Ursula LeGuin on How Your Book (or Story) Can Become What It Really Wants to Be

I've tended to avoid reading books on the writing craft, in recent years. Too much emphasis on technique, too little on attending to your inner experience and finding ways to articulate that.

However, I came upon a book by the astonishingly prolific writer Ursula K. LeGuin that I read from cover to cover. It has an interesting, metaphoric title: Steering the Craft: Exercises and Discussions on Story Writing fro the Lone Navigator or the Mutinous Crew (Eighth Mountain Press, 1998).

And though LeGuin has deep and meaningful things to say, she manages to keep it light. In addition to her praise of long sentences (I loved that, because that's my heart's natural way), she offers a perspective on ego-free writing that, differently, meshes with what I have come to know: that something in us wants to be written through us, and in that process we are transformed.

She says it differently, and valuably. Here it is:

"Some people see art as a matter of control. I see it mostly as a matter of self-control.
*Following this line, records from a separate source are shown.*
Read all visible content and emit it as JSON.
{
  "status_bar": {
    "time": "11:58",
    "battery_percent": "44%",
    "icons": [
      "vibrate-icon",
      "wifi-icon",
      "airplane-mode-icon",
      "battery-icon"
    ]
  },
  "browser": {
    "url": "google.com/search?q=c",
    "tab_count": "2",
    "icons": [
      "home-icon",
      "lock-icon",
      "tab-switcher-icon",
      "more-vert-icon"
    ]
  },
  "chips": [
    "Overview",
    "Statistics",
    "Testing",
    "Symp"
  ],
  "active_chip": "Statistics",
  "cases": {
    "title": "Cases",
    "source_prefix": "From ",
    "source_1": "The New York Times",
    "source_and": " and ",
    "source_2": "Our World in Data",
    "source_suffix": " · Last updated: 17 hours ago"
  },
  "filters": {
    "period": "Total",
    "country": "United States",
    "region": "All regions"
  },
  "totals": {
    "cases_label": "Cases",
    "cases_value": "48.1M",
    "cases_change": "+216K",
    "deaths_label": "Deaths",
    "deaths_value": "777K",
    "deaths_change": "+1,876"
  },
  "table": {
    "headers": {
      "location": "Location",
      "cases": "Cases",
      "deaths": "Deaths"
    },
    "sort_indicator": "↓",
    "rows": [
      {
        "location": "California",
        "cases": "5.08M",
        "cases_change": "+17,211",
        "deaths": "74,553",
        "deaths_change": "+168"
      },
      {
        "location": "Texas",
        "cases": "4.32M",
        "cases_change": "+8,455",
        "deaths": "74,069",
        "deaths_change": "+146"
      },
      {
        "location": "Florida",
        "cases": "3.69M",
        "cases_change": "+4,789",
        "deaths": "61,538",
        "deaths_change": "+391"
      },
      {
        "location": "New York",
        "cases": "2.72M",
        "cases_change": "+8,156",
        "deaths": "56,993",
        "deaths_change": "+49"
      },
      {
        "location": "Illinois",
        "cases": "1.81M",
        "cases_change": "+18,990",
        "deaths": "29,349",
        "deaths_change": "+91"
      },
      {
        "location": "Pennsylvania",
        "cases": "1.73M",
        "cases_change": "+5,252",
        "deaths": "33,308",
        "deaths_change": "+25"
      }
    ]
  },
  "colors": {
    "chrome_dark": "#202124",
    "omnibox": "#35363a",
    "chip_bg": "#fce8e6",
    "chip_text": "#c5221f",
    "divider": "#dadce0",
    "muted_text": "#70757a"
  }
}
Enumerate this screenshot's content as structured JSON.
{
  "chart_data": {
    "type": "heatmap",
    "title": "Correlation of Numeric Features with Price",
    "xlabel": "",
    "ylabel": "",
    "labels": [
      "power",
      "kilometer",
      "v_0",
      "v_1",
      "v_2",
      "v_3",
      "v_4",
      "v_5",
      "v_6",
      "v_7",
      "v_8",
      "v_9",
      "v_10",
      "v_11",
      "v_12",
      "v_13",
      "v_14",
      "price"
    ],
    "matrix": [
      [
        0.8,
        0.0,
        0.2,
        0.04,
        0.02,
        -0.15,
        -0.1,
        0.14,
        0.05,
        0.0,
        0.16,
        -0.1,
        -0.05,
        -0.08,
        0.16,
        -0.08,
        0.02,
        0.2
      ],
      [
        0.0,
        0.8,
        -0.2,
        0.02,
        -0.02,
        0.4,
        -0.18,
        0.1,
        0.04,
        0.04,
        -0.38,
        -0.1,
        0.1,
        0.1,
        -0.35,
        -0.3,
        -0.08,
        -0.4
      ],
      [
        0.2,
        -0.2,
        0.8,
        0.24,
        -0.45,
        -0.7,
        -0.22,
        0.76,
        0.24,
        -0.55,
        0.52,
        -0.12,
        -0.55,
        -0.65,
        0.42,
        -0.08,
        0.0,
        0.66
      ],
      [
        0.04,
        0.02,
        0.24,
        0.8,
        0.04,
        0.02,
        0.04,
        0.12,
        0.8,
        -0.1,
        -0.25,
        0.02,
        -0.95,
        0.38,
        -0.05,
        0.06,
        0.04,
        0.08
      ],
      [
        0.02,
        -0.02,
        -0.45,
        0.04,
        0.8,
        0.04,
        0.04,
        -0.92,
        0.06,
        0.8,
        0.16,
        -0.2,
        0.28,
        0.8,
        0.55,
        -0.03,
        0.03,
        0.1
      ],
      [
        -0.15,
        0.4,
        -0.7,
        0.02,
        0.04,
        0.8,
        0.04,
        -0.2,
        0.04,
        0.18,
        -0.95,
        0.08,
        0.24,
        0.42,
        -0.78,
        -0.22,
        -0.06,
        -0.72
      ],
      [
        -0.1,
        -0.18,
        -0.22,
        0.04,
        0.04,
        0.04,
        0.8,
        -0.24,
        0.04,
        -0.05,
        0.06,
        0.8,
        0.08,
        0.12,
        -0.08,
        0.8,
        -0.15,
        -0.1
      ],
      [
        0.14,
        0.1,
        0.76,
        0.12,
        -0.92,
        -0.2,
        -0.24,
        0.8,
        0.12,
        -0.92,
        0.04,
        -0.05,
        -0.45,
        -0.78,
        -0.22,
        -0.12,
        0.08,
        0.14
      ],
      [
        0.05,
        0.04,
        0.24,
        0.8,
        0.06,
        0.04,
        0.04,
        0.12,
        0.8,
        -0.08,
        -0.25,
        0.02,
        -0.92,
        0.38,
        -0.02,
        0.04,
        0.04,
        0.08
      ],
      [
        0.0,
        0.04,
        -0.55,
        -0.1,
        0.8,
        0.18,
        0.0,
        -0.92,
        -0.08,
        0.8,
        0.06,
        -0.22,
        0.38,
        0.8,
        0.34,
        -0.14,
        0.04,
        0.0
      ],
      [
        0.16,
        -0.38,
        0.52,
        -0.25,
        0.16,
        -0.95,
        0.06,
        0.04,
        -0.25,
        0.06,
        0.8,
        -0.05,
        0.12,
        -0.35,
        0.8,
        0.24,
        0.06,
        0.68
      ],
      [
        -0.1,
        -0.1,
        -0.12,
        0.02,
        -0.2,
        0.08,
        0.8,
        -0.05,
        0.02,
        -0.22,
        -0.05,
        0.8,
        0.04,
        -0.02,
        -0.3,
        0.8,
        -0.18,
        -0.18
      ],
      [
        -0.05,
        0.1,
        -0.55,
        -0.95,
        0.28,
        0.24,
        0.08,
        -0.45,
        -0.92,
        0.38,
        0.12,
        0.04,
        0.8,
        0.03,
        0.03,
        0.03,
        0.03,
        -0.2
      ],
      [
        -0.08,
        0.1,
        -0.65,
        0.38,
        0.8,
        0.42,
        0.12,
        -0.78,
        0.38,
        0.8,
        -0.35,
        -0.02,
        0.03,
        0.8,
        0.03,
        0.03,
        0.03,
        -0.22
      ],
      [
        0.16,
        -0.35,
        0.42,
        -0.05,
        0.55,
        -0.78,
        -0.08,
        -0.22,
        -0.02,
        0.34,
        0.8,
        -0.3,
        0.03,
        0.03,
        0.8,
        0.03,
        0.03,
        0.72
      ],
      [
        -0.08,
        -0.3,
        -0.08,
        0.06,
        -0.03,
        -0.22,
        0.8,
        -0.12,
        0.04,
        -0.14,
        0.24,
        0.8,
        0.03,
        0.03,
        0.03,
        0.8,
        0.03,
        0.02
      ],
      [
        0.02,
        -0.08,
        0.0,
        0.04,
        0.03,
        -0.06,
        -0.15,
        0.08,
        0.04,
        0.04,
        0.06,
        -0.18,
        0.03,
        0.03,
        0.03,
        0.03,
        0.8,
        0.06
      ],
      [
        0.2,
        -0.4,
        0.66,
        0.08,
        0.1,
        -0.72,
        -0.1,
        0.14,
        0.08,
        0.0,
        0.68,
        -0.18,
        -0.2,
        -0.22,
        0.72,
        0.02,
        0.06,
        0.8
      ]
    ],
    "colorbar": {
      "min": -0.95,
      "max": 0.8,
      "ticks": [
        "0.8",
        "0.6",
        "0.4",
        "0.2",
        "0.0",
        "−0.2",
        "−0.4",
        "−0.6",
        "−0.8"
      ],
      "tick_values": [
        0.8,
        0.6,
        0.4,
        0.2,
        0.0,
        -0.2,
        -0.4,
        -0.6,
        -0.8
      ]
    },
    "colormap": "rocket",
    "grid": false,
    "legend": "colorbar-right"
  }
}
It’s like this: in me there’s a story that wants to be told. It is my end; I am its means. If I can keep myself, my ego, my opinions, my mental junk, out of the way, and find the focus of the story, and follow the movement of the story, the story tells itself.
"Everything I’ve talked about in this book has to do with being ready to let a story tell itself: having the skills, knowing the craft, so that when the magic boat comes by, you can step into it and guide it where it wants to go, where it ought to go."
I've experienced this, myself. So have the wonderful writers who become my clients. You start with one book, and it turns into what it really wants to be ~ and wants you to become, in the process.

1 comment:

  1. She's right. My way of putting it is that there is a character in my head? heart? soul? - who had a journey to go on, and the only way he could do it was for me to learn and grow brave enough to surrender to the creative flow in order to write his story.